Breastfeeding hints and tips
We’ve all heard that breastfeeding gives a baby the best possible start.
Throughout pregnancy and antenatal, GPs, midwives, NCT classes and general society will tell a mum-to-be that breast milk is the best way to feed a newborn baby.
As well as helping with an extra bond between mum and baby, breast milk is perfectly balanced in protein, carbohydrates, fat, and calcium. It’s the ideal diet that a baby needs to grow and put on weight until they are old enough to start experimenting with solid foods.
Every parent is entitled to make their own mind up about how they feed their baby and there are a number of considerations as to why people start, continue or stop breastfeeding.
So, why do mums breastfeed?
Breast milk is considered to be the most nutritious feeding option, due to the milk being rich in antibodies that can help little ones fend off infections and bugs. Breast milk is easily digestible and can help to reduce colic if a baby is suffering.
There is also research by The Lullaby Trust that suggests that breastfeeding can help to reduce the risk of SIDS (Sudden Infant Death Syndrome).
The benefits are evidently fantastic for babies, but what about for mum, are there any benefits for her? Well, the answer is yes. Breastfeeding is thought to help to reduce the risk of breast and ovarian cancer, assist with weight loss, and delay the return of periods for a little longer. It can also mean one less thing to do, as milk is ‘on tap’, meaning no washing or sterilising of bottles.
It is not always that easy though.
Why doesn’t breastfeeding always work?
There are a number of reasons why breastfeeding feels harder for some families.
Issues brought about by problems with milk supply, poor latch, mastitis (where the woman’s breast tissue becomes painful and inflamed), anxiety, or feelings of being self-conscious about feeding in public can affect a mum’s experience of breastfeeding.
From a more practical point of view, some mums choose to bottle-feed so that they can share the feeding with a partner, have time to recover from birth, or to simply allow them to take a break for work or self-care.
There should be no judgement or feelings of ‘failure’ associated with how a baby is fed – a baby’s nutrition is the most important thing.
Tips for breastfeeding mums
If you’re reading this and trying to persevere, but struggling with breastfeeding, here are our top tips.
• Try to remain calm.

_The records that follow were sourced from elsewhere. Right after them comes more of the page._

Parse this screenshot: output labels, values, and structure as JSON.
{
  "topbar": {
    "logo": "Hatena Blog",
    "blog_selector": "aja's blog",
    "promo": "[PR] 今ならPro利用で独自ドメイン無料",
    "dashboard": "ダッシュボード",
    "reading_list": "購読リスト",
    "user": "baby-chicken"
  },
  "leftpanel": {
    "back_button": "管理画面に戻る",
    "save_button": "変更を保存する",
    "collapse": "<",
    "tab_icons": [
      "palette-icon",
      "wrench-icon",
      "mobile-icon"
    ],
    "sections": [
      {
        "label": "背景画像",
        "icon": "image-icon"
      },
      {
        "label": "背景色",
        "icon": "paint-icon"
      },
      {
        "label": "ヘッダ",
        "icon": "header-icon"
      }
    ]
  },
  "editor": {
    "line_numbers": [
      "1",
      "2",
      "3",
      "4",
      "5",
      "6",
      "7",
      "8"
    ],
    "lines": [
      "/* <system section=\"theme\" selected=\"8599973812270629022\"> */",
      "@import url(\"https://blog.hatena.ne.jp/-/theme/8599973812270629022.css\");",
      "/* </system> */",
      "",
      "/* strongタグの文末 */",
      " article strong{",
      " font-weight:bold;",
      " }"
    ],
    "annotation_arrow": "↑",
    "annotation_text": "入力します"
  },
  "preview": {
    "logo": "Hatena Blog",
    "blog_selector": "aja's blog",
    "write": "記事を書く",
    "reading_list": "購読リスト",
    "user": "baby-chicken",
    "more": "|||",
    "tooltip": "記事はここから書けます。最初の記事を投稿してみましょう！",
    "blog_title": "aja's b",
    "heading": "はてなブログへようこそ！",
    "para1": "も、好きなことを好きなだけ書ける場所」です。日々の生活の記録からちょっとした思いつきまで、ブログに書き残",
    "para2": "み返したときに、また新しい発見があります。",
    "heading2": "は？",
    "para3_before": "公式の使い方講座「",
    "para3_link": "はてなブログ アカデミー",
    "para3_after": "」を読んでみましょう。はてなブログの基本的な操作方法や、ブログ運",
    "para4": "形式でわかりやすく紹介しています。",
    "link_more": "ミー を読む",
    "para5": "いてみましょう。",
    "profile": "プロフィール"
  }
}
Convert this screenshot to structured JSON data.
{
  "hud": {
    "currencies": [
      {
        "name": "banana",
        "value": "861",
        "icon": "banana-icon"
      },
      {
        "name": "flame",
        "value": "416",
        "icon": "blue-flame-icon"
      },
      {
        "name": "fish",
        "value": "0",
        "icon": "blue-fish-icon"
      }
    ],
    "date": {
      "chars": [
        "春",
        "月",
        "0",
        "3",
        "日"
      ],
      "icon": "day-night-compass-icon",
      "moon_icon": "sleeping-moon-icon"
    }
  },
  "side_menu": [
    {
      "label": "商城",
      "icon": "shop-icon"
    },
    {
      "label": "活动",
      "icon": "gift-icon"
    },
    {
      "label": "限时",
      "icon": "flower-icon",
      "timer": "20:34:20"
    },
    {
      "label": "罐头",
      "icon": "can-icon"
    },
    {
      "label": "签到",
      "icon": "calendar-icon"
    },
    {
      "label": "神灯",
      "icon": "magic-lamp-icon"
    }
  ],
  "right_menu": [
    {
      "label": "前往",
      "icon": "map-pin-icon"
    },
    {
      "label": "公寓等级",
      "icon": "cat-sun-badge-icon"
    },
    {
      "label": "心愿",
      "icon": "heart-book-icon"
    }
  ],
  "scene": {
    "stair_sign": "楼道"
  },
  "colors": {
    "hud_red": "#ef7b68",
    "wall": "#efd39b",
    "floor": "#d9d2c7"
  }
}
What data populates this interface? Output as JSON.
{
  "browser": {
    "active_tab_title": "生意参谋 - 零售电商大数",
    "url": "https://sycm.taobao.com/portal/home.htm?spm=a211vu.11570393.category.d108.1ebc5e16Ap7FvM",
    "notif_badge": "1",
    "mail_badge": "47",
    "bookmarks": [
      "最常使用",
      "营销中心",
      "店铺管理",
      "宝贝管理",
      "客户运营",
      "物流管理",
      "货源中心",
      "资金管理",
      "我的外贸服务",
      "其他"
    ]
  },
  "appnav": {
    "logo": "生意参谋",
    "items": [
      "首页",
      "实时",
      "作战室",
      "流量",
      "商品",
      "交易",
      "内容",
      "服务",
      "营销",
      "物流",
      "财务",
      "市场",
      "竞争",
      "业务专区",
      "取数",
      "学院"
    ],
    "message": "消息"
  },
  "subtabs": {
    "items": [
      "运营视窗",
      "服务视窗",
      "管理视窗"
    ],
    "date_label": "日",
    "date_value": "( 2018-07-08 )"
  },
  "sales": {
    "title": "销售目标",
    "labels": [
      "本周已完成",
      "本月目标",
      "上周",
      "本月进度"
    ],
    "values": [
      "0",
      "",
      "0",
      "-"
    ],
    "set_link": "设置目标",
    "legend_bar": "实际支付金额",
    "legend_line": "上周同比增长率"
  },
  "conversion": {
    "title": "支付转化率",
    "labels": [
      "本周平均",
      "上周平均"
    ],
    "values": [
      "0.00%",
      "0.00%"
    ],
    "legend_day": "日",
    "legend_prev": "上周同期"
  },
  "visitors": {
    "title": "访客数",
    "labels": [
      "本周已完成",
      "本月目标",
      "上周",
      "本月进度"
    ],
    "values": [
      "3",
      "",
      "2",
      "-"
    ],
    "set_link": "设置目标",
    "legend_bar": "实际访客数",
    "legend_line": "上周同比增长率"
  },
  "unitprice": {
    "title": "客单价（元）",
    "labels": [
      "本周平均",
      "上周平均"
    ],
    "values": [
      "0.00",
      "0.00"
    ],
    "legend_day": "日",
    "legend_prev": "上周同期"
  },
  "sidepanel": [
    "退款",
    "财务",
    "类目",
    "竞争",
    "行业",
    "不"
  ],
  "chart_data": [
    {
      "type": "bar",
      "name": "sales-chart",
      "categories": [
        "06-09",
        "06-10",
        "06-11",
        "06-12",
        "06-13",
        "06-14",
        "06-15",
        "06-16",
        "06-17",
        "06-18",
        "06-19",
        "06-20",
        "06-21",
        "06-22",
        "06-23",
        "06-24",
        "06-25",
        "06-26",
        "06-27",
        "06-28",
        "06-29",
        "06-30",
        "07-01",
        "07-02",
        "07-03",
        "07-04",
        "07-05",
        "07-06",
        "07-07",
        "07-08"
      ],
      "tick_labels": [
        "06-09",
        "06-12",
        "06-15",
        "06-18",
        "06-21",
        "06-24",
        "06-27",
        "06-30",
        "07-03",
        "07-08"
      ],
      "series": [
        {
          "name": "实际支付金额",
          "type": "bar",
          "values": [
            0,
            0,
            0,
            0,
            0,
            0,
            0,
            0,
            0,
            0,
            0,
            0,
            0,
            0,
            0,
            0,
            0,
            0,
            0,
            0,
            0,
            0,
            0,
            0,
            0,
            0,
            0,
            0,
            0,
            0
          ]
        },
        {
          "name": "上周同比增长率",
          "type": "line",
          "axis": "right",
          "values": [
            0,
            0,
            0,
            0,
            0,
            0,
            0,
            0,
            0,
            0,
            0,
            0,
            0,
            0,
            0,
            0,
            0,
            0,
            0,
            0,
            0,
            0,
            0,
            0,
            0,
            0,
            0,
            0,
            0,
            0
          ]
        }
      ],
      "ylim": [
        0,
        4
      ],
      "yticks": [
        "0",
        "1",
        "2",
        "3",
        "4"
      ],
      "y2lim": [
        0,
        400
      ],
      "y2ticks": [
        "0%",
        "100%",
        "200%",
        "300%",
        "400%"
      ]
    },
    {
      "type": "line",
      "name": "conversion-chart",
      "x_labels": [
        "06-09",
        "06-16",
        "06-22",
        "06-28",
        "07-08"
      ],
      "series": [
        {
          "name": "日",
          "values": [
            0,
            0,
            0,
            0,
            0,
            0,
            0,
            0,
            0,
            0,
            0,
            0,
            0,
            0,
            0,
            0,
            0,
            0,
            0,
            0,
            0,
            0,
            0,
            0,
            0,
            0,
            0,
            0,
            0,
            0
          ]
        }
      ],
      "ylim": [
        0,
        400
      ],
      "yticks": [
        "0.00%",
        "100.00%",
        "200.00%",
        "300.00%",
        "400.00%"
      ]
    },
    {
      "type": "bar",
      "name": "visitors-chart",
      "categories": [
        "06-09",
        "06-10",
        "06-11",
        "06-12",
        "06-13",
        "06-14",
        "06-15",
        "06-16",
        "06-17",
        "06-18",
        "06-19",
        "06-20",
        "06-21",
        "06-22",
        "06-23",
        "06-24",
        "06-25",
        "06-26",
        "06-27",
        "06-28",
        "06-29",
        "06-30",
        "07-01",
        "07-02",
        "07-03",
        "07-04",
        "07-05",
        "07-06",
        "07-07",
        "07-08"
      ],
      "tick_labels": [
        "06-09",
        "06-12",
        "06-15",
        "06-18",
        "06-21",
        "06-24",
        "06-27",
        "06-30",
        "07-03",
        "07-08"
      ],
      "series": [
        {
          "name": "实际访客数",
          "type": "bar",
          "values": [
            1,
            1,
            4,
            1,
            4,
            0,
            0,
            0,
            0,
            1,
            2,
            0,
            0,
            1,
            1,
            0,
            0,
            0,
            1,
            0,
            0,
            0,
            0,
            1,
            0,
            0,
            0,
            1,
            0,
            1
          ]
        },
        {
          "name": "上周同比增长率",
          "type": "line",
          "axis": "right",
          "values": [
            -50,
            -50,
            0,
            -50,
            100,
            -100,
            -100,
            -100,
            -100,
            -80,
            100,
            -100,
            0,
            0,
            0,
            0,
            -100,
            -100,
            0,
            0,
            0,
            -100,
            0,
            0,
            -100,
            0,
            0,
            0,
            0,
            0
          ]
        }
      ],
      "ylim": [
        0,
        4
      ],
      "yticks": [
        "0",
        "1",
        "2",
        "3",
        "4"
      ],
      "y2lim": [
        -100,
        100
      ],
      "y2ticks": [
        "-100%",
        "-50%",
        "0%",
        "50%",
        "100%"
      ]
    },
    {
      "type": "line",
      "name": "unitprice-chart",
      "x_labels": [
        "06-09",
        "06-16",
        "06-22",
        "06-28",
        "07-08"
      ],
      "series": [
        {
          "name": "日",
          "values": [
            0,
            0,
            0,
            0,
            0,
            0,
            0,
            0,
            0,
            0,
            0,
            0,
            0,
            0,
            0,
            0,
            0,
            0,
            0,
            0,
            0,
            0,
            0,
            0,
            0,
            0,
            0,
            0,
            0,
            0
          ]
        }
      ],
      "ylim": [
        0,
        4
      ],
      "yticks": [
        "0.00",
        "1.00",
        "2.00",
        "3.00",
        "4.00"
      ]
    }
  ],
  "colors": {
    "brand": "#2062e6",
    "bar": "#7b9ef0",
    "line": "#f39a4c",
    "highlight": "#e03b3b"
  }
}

Babies pick up on anxiety and if they are already stressed, it won’t help the situation.
• Use nipple shields. Sore, cracked nipples can be very painful, so use the shields to continue feeding whilst any soreness heals.
• Apply lanolin cream. This is liquid gold for sore nipples – it is baby safe and well worth the money to help with healing.
• Invest in a good nursing bra. Find one that provides the right support, is comfortable, and easily opens for nursing.
• Wear nipple pads. These can absorb leakage but they also add a layer between sore nipples and clothing.
• Stay hydrated. Drink lots of water – hydration is really important to milk production and to prevent headaches.
• Massage lumps. Hand-expressing a little whilst in a hot shower can reduce some of the fullness and those lumps to prevent the build up of blocked ducts.
Breastfeeding support is out there.
For one-to-one help, reach out to health visitors and midwives. For more general queries, look in your red books for details of local helplines, clinics, drop-ins, cafes and centres.